Weird Train to Nowhere
We are all, in the end, strange paradoxical amalgams. I’m no different. My tastes in reading (and films) tend to run either to dark, really gritty work, filled with self-loathing characters evolving within an utterly rotten miasma of degenerate, suspicious human nature; or, on the other hand, to unabashedly romantic, poetic, humorous works, where the truly innocent escapes the “heart-aches and the thousand natural shocks that flesh is heir to” (to quote the Boss) and emerges on the other side, still unabashedly romantic, poetic, and all a-guffaw, yet keeper of some newfound wisdom. Thus today’s selections.
To tee off: if you’ve not read Martin Amis before, stop being silly and go get one of his novels. Do it now. He’s a much better writer than I am.

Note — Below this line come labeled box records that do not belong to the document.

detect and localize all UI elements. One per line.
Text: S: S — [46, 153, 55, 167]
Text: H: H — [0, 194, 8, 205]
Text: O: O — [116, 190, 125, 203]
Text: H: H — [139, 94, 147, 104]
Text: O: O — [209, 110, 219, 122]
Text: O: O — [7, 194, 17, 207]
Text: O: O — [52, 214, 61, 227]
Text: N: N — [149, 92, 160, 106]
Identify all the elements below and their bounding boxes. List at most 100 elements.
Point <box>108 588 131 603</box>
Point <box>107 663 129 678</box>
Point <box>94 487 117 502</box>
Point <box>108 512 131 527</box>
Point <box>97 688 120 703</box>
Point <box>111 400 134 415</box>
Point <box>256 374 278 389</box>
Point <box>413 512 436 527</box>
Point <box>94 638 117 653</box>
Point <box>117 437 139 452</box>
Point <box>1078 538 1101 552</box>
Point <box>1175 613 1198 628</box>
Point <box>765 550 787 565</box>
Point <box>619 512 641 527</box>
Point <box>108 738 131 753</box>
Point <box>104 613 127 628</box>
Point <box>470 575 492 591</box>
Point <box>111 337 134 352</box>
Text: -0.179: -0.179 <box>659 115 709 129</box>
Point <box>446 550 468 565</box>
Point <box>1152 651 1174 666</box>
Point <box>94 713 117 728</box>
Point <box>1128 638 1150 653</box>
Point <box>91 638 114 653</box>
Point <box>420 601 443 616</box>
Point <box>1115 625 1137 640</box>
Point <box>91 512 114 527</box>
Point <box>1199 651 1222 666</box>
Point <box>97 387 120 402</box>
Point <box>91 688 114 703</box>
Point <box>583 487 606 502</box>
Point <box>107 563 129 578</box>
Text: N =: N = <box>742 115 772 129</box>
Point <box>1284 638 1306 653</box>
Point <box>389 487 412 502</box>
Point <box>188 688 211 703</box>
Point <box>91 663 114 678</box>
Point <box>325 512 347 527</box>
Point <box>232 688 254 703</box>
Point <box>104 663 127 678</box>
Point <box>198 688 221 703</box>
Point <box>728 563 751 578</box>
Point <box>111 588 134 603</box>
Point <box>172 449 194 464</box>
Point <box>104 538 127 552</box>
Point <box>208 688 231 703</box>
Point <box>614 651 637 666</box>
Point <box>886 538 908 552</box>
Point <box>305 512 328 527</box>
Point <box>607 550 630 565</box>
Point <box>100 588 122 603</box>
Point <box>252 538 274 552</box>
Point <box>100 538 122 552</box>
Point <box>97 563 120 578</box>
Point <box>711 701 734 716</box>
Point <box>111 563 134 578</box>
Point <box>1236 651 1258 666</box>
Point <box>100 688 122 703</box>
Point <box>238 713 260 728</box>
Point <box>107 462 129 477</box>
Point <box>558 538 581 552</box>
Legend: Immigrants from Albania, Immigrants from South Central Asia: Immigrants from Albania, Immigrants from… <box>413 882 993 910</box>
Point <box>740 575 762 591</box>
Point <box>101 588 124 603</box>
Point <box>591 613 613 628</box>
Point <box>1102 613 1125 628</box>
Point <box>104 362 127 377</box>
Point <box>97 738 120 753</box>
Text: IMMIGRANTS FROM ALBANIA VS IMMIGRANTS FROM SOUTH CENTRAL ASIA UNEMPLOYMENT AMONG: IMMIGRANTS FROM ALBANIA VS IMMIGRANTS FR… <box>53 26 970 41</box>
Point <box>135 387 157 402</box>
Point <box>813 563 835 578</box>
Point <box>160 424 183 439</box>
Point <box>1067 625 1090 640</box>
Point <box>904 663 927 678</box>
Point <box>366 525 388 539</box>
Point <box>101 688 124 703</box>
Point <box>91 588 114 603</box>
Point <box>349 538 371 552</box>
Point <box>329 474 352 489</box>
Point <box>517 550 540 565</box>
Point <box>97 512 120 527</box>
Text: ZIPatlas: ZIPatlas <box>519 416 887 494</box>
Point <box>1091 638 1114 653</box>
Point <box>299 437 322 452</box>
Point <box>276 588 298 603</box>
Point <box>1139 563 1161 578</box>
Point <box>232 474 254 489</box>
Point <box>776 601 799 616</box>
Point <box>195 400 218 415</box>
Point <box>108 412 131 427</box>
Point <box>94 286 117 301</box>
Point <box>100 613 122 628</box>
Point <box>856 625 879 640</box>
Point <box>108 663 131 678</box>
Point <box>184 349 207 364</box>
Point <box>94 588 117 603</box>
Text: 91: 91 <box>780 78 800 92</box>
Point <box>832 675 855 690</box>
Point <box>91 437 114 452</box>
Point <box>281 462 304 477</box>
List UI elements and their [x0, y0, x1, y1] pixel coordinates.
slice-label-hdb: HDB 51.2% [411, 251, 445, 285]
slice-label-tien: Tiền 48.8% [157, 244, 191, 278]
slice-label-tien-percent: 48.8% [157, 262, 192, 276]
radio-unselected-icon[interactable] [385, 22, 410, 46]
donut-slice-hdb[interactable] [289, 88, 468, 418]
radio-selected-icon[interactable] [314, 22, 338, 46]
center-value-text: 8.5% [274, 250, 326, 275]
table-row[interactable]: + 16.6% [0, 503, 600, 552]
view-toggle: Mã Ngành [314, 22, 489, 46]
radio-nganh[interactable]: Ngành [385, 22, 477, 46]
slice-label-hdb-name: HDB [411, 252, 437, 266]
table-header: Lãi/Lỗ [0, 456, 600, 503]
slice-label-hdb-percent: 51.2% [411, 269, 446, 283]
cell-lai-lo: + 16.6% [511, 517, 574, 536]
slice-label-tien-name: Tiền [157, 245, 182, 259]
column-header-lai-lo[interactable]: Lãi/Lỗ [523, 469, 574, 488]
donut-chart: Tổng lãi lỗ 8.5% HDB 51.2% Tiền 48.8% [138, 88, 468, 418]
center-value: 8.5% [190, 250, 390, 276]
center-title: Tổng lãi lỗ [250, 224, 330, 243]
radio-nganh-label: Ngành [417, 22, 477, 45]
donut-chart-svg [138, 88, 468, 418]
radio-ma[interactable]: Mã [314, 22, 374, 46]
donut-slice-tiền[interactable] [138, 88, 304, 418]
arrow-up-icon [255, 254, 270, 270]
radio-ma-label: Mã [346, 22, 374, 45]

In Night Train (1997), Amis offers us the bleak, nihilistic tale of Detective Mike Hoolihan, who on top of being an alcoholic whose liver is in the process of shuffling off to Buffalo, is also a woman. Abused by her real father at a young age, Hoolihan has found a new father figure in Colonel Tom, her boss. When the Colonel’s perfect daughter Jennifer commits suicide by shooting herself three times in the head (she was always an overachiever), he tasks Det. Hoolihan with finding answers.
Jennifer was perfect – beautiful, brilliant, healthy – and she led a perfect life. Of all the people sucking air past their teeth every day, Jennifer had to be in the last dozen or so who’d want to kill themselves. Hoolihan must unravel the case. While sprinkled liberally throughout with Amis’ trademark wordplay and general linguistic tomfoolery (a pair of low-lives named LaDonna and DeLeon, for example), the text is unrelentingly cold, dark and pessimistic.
Why read it then? Well, it’s not for everyone, but it is still an Amis book, meaning a highly intellectualized discussion of the ugly nuts and bolts that make human beings what they are. Take it or leave it.
On a different page (yuck-yuck) is Neil Gaiman’s Neverwhere (1996). You might remember Neil from my recent review of his wonderful nu-fairy tale Stardust. I liked that novel enough that it prompted me to re-read Neverwhere, a book that I had loved very much the first time I read it, back in my wild youth. The term magic-realism seems to have been invented to describe Gaiman’s work; while many of his stories (this one included) take place in a world very much like our own, there is always a powerful strand of magic, of wonder, coursing through the veins of his literary body.
Richard Mayhew, a young professional, leads a regular life in London, until the night he meets and rescues a young girl named Door, who opens up a strange world of mystical wonders for him. What follows is a quest through the vivid, nocturnal and bizarre world of London Below. Tracked by two wonderful villains, the sinister Mister Croup and his acolyte, Mister Vandemar, Richard and Door must discover secret keys, navigate a frightful labyrinth, defeat the Beast, and eventually mix it up with fallen angels.
As in Stardust, Gaiman creates a narrative that harkens back to the fairy tales of old, but with a modern spin. He gilds his story with the aforementioned romanticism, poetry and humour, and while he never shies from showing us the darker side of his fairy-tale worlds, he also never succumbs to cynicism. Gaiman loves the strangely whimsical, and while Amis’ night train rolls deeper into darkness with every chug of its engine, Gaiman’s silver train emerges at the other end of the tunnel into the crimson promise of a rising sun, still humming along, if somewhat singed at the edges.